# The birds are here ...



## Gr3iz

Spring has sprung, the grass is ris',
I wonder where the birdies is ...

This nest is right outside my office door, by the driveway.










Inside are 4 robin's egg blue eggs ...










Mama Robin is keeping a close eye on things ...










I haven't gotten close enough to count the live births, but I can see at least 3 hungry beaks open!


----------



## Cookiegal

Very nice Mark. They look like Easter eggs.


----------



## Gr3iz

Yeah, but it would take quite a few to fill the basket! ;-)


----------



## Cookiegal

I don't know if I ever told the story of the Robins I had once. They made a nest on my electricity meter box that's outside (the one with the counter that the company reads to bill you). It's right outside my front door. One night the mother got startled and flew off suddenly, upsetting the nest which landed face down on my gallery with one unhatched egg and three newborn babies (no feathers). I picked them up and put them back in the nest which I then secured in the same place with masking tape so it wouldn't fall again. All the time mother robin was watching me from the electrical wires. I thought she'd probably abandon them because I handled them but she did not. She returned to the nest and the one egg never hatched but the three babies grew and I watch them learn to fly. It was amazing to watch. I called the Mom Molly and the babies Huey, Louie and Dewey.


----------



## Gr3iz

And they had Aunt Cookie to thank for it! ;-)


----------



## Cookiegal

Gr3iz said:


> And they had Aunt Cookie to thank for it!


You bet!


----------



## valis

And thus robins learned about masking tape.


----------



## Cookiegal

valis said:


> And thus robins learned about masking tape.


Yup. I didn't have any duct tape so it had to do.


----------



## Gr3iz

I've only seen two of the youngsters, but they seem to be fairly healthy. And always hungry!










And the parents tag-team each other bringing little delicacies to their offspring ...

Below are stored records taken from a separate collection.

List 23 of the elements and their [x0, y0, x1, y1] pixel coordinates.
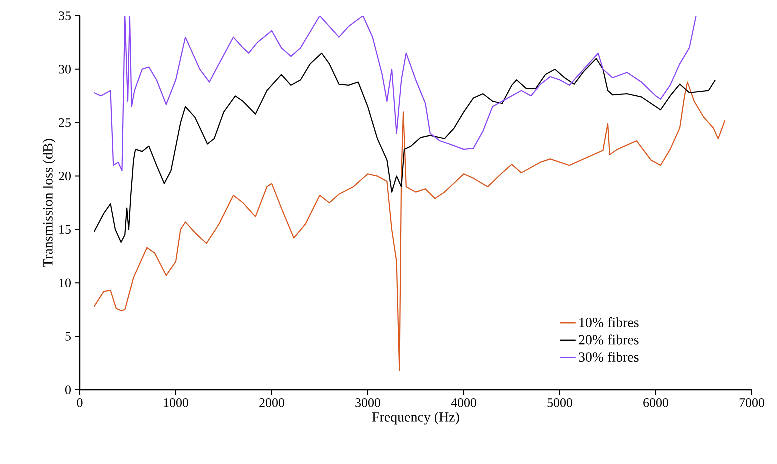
- y-tick-label: 35: [59, 12, 71, 20]
- x-tick-label: 2000: [260, 398, 284, 408]
- y-tick-label: 5: [66, 332, 71, 341]
- legend-label: 20% fibres: [579, 334, 639, 345]
- y-tick-label: 10: [60, 278, 71, 288]
- y-tick-label: 15: [60, 225, 71, 234]
- y-tick-label: 20: [59, 172, 71, 181]
- line-series: [94, 52, 716, 244]
- y-tick-label: 0: [66, 386, 71, 394]
- y-tick-label: 30: [59, 65, 71, 74]
- x-tick-label: 7000: [740, 398, 764, 408]
- y-tick-label: 25: [59, 118, 71, 128]
- x-tick-label: 5000: [548, 398, 572, 408]
- x-tick-label: 0: [77, 398, 83, 408]
- legend-label: 30% fibres: [579, 352, 639, 362]
- legend-label: 10% fibres: [580, 317, 639, 328]
- line-series: [94, 82, 726, 372]
- y-axis-title: Transmission loss (dB): [43, 139, 56, 268]
- x-tick-label: 3000: [356, 398, 380, 408]
- x-axis-title: Frequency (Hz): [372, 412, 460, 425]
- x-tick-label: 1000: [164, 398, 188, 408]
- x-tick-label: 6000: [644, 398, 668, 408]
- x-tick-label: 4000: [451, 398, 476, 408]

And I seem to be the enemy! Whenever I'm out nosing around the nest, one or the other will dive bomb me! It will come swooping down at full speed and get within about 6-8 feet of me and veer off. Repeatedly! ;-)


----------



## Cookiegal

Nice photos Mark.


----------



## Gr3iz

Thank you!


----------



## Gr3iz

This is yesterday, 5/14, about 2.5 weeks old. They are too big to fit both of them in the nest at one time!



















And today:










My babies are gone! Flown the coop! As they say down south here, they done growed up and flied away ... ;-)


----------



## Gr3iz

Thanks! ;-)


----------



## Johnny b

Not a bird photo, but could have been.

There are a lot of Canadian geese in my local, but they've never come close to my house.
About 4 feet in front of my porch, in the grass, was this large ( apparent ) goose egg.
Big enough to fill a cupped hand, but covered in bird doo, so I picked it up with a paper towel.

Not pretty. Smelly, too.


----------



## RT

Over easy or scrambled?
Or you da baby's Daddy?


----------